Okay, first of all for those of you that don't dance country, with the two-step, you step twice slow, then twice fast, so - 1, 2 slow, 1, 2, fast. A really good two-stepper doesn't lift his feet, but slides. So perhaps, slide, slide slow, slide, slide fast. That's much better than the bunny hopper. Oh yeah, the hopper is hard to follow. Hop, hop, slow, hop hop fast. I had to dance with a hopper once and yep, only once. My husband, on the other hand, is a great slider.
Now then, there's the hitcher. This is a very uncomfortable move for me because I'm a slider, but heck, I've seen some great hitchers. So what's a hitcher? So glad you asked. A hitcher moves like this: 1, 2, slow, hitch. He hitches his hip up and holds his toe to the ground for the count of the fast 1, 2. It's kind fun to watch them hitch that hip.

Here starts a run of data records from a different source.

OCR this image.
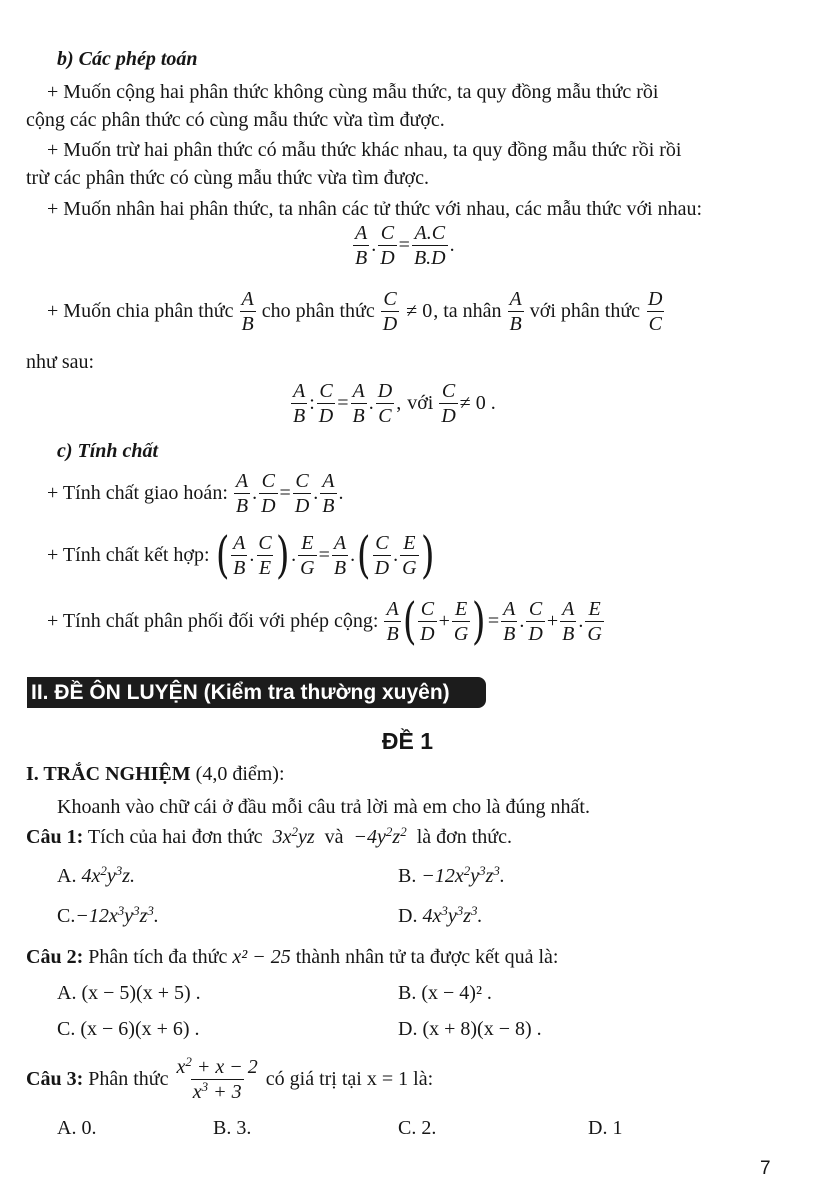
b) Các phép toán
+ Muốn cộng hai phân thức không cùng mẫu thức, ta quy đồng mẫu thức rồi
cộng các phân thức có cùng mẫu thức vừa tìm được.
+ Muốn trừ hai phân thức có mẫu thức khác nhau, ta quy đồng mẫu thức rồi rồi
trừ các phân thức có cùng mẫu thức vừa tìm được.
+ Muốn nhân hai phân thức, ta nhân các tử thức với nhau, các mẫu thức với nhau:
$\frac{A}{B}$ . $\frac{C}{D} = \frac{A.C}{B.D}$ .
+ Muốn chia phân thức
$\frac{A}{B}$
cho phân thức
$\frac{C}{D} \ne 0$ , ta nhân
$\frac{A}{B}$
với phân thức
$\frac{D}{C}$
như sau:
$\frac{A}{B}$ : $\frac{C}{D} = \frac{A}{B}$ . $\frac{D}{C}$ , với
$\frac{C}{D} \ne 0$ .
c) Tính chất
+ Tính chất giao hoán:
$\frac{A}{B}$ . $\frac{C}{D} = \frac{C}{D}$ . $\frac{A}{B}$ .
+ Tính chất kết hợp:
( $\frac{A}{B}$ . $\frac{C}{E}$ ) . $\frac{E}{G} = \frac{A}{B}$ . ( $\frac{C}{D}$ . $\frac{E}{G}$ )
+ Tính chất phân phối đối với phép cộng:
$\frac{A}{B}$ ( $\frac{C}{D} + \frac{E}{G}$ ) = $\frac{A}{B}$ . $\frac{C}{D} + \frac{A}{B}$ . $\frac{E}{G}$
II. ĐỀ ÔN LUYỆN (Kiểm tra thường xuyên)
ĐỀ 1
I. TRẮC NGHIỆM (4,0 điểm):
Khoanh vào chữ cái ở đầu mỗi câu trả lời mà em cho là đúng nhất.
Câu 1: Tích của hai đơn thức  $3x^2yz$  và  $-4y^2z^2$ là đơn thức.
A. $4x^2y^3z$.	B. $-12x^2y^3z^3$.
$C.-12x^3y^3z^3$.	D. $4x^3y^3z^3$.
Câu 2: Phân tích đa thức x² − 25 thành nhân tử ta được kết quả là:
A. (x − 5)(x + 5) .	B. (x − 4)² .
C. (x − 6)(x + 6) .	D. (x + 8)(x − 8) .
Câu 3:
Phân thức
$\frac{x^2 + x - 2}{x^3 + 3}$
có giá trị tại x = 1 là:
A. 0.	B. 3.	C. 2.	D. 1
7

I found this entry from a long ago post made about 6 years ago and thought I’d share. Evidently we had a grand ole time;
“Last night we saw it all; hitchers, sliders, two-steppers (thems that don't slide) and hoppers. We also saw an unusual combination that made us both smile a lot. An older couple, older meaning about 20 years older than us, danced almost every dance. They were having a grand time, but he was dancing and trying to lead with a two-step, while she waltzed most of the night and dang if they didn't manage to make it all the way around the floor without tripping. I love to see older folks having fun and dancing. I picture myself in their shoes when I'm their age.”
No one is quite sure when the two-step came into being but it is speculated that he derived from a variety of dances. The most likely dances being the Foxtrot and the One Step. In the 1800s, couples would dance the “valse a deux temps”, which was a two-beat waltz. Some speculate that the two step comes from this two-beat waltz. Whatever the situation, in 1847, writer Henri Cellarius declared that this particular dance be called the two step. Since then, many variations of this dance have come into play.
One of the most famous dancehalls in Texas got its start in the 1880s and was rebuilt in the 1920s. By 1967, Luckenbach, Texas was almost a ghost town until it was put on the market and sold to John Russell “Hondo” Crouch and partners, Kathy Morgan and Guich Koock. John turned the small town into the place where “everybody is somebody.” In 1977, after Hondo had died, Waylon Jennings gave us a song that put Luckenbach on the map; “Luckenbach, Texas (Backto the Basics of Love)”. Even now my toes are tapping to the beat even if it is a waltz beat and not a two step. Maybe I can talk hubby into some dancing this weekend.